At Sports Authority stores, consumers looking to win points by checking in at the store, Foursquare style, can go one better and earn more points by performing specific actions, such as trying out a particular golf club. It's one of the farthest reaching mobile trials thus far, but can it go much further?

What if the actions were associated with the customer and the product so that the retailer could offer a lot more points if the customer purchased the incentivized product within XX days? The POS could note the customer ID and know to watch for specific products. When a match happened, the points would be automatically issued.

Speaking of points, Sports Authority's initial effort—similar to so many retailers who have done the initial check-in experiments, including Best Buy, Macy's and American Eagle Outfitters (all of which are using ShopKick)—is being far too cheap with its points, which translate into gift certificates. As The New York Times observed at Sports Authority, "It takes a lot of points to earn even a $5 gift card."

The points are key. Make the consumer work too hard for a meaningful gift certificate, and you skew the results. If the points program doesn't do well, is the conclusion that Sports Authority customers don't like the system or is it because the incentives were too cheaply assigned? Give consumers a powerful incentive—such as "spend 15 minutes playing with things and get an instant $50 gift certificate to bring home some of the things you were playing with"—and you'll truly find out about how mobile can impact their behavior.

Sports Authority is taking the opposite approach, starting off incredibly low and reserving the option to increase the numbers later. But isn't that self-defeating? If people try it and discover that a lot of effort brought them one-tenth of the way to a $5 certificate, they'll be unhappy.

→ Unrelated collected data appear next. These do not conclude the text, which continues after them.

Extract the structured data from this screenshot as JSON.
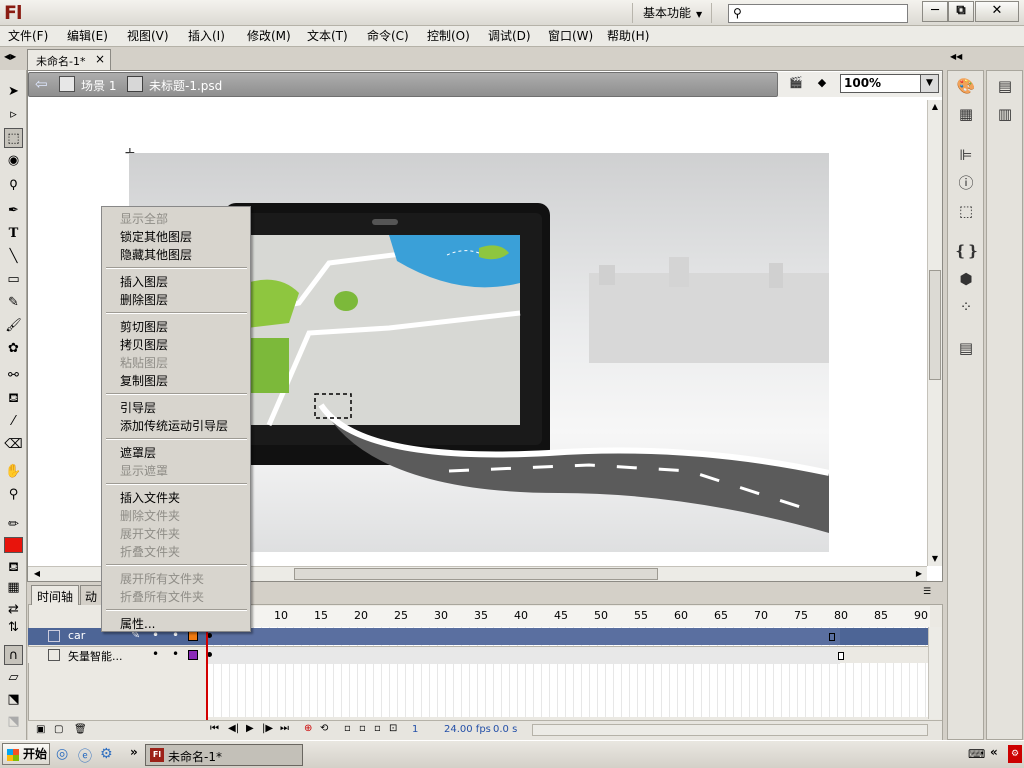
{
  "title_bar": {
    "app_logo": "Fl",
    "workspace": "基本功能",
    "search_placeholder": "",
    "minimize": "─",
    "restore": "⧉",
    "close": "✕"
  },
  "menus": [
    "文件(F)",
    "编辑(E)",
    "视图(V)",
    "插入(I)",
    "修改(M)",
    "文本(T)",
    "命令(C)",
    "控制(O)",
    "调试(D)",
    "窗口(W)",
    "帮助(H)"
  ],
  "document_tab": {
    "label": "未命名-1*",
    "close": "×"
  },
  "edit_bar": {
    "scene": "场景 1",
    "symbol": "未标题-1.psd",
    "zoom": "100%"
  },
  "timeline": {
    "tabs": [
      "时间轴",
      "动画编辑器"
    ],
    "ruler": [
      "10",
      "15",
      "20",
      "25",
      "30",
      "35",
      "40",
      "45",
      "50",
      "55",
      "60",
      "65",
      "70",
      "75",
      "80",
      "85",
      "90"
    ],
    "layers": [
      {
        "name": "car",
        "color": "#f07a10",
        "selected": true
      },
      {
        "name": "矢量智能...",
        "color": "#8a2ab6",
        "selected": false
      }
    ],
    "status": {
      "frame": "1",
      "fps": "24.00 fps",
      "time": "0.0 s"
    }
  },
  "context_menu": {
    "groups": [
      [
        {
          "label": "显示全部",
          "enabled": false
        },
        {
          "label": "锁定其他图层",
          "enabled": true
        },
        {
          "label": "隐藏其他图层",
          "enabled": true
        }
      ],
      [
        {
          "label": "插入图层",
          "enabled": true
        },
        {
          "label": "删除图层",
          "enabled": true
        }
      ],
      [
        {
          "label": "剪切图层",
          "enabled": true
        },
        {
          "label": "拷贝图层",
          "enabled": true
        },
        {
          "label": "粘贴图层",
          "enabled": false
        },
        {
          "label": "复制图层",
          "enabled": true
        }
      ],
      [
        {
          "label": "引导层",
          "enabled": true
        },
        {
          "label": "添加传统运动引导层",
          "enabled": true
        }
      ],
      [
        {
          "label": "遮罩层",
          "enabled": true
        },
        {
          "label": "显示遮罩",
          "enabled": false
        }
      ],
      [
        {
          "label": "插入文件夹",
          "enabled": true
        },
        {
          "label": "删除文件夹",
          "enabled": false
        },
        {
          "label": "展开文件夹",
          "enabled": false
        },
        {
          "label": "折叠文件夹",
          "enabled": false
        }
      ],
      [
        {
          "label": "展开所有文件夹",
          "enabled": false
        },
        {
          "label": "折叠所有文件夹",
          "enabled": false
        }
      ],
      [
        {
          "label": "属性...",
          "enabled": true
        }
      ]
    ]
  },
  "tools_panel": {
    "fill_color": "#e8140c"
  },
  "taskbar": {
    "start": "开始",
    "chevron": "»",
    "task": "未命名-1*",
    "task_icon": "Fl",
    "tray_chevron": "«"
  }
}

If you increase the points a month later, it's too late. They won't likely try again and they've already badmouthed it to friends and family.

If you flip the approach, though, it works much better. Start high and reserve the right to trim the reward later. Then consumers are happy and you can reduce the benefit as soon as you have gathered enough data. You'll also get a lot more participants.

Remember that this is still a data trial. The objective is to determine whether this program will change customer behaviors. Also, because the trial will change among different products at different point levels, decreasing rewards later on will likely be less noticeable. But that's beside the point. If the initial trial is successful and it delivers the needed data, it will establish that behaviors can be changed. When you roll out the actual service later, the point levels will be disconnected from the initial trial.

Another factor to look at in these early trials is the novelty element. How many of these actions will be fun and intriguing in the beginning but will quickly grow old? Remember the search engine that automatically entered searchers into a lottery for cash and prizes? How does a chain distinguish between a gimmick, which will quickly lose its appeal, and a true behavior-changing service?

The premise behind the check-in services is that mobile can pull people into the stores again. But is that necessarily the right approach? Let's go back to that golf club scenario. If the prospect wants to buy a golf club, the Web might be the fastest way to close that sale. Why push shoppers into a channel if they're resisting? If prospects aren't sure about buying that club—or don't know which one they want—they're almost certainly going to look in-store anyway. They'll also probably go to whichever store is on their travel path.

If that happens to be Sports Authority, the trial is simply encouraging a visit that was already going to happen. The only real value is delivered when customers who are interested but still deciding are motivated by the check-in service to go to a sports chain that is outside their travel path. After the initial glow wears off, is that really likely to happen?

The whole premise of merged channel strategies (the final phase after multi-channel and cross-channel) is to allow customers to make their purchases in whatever channel is most convenient for them. A service that pushes consumers into a retailer's favorite channel is a throwback. But using it to get consumers who already want to be in your store to behave a certain way—such as making a particular purchase—is powerful.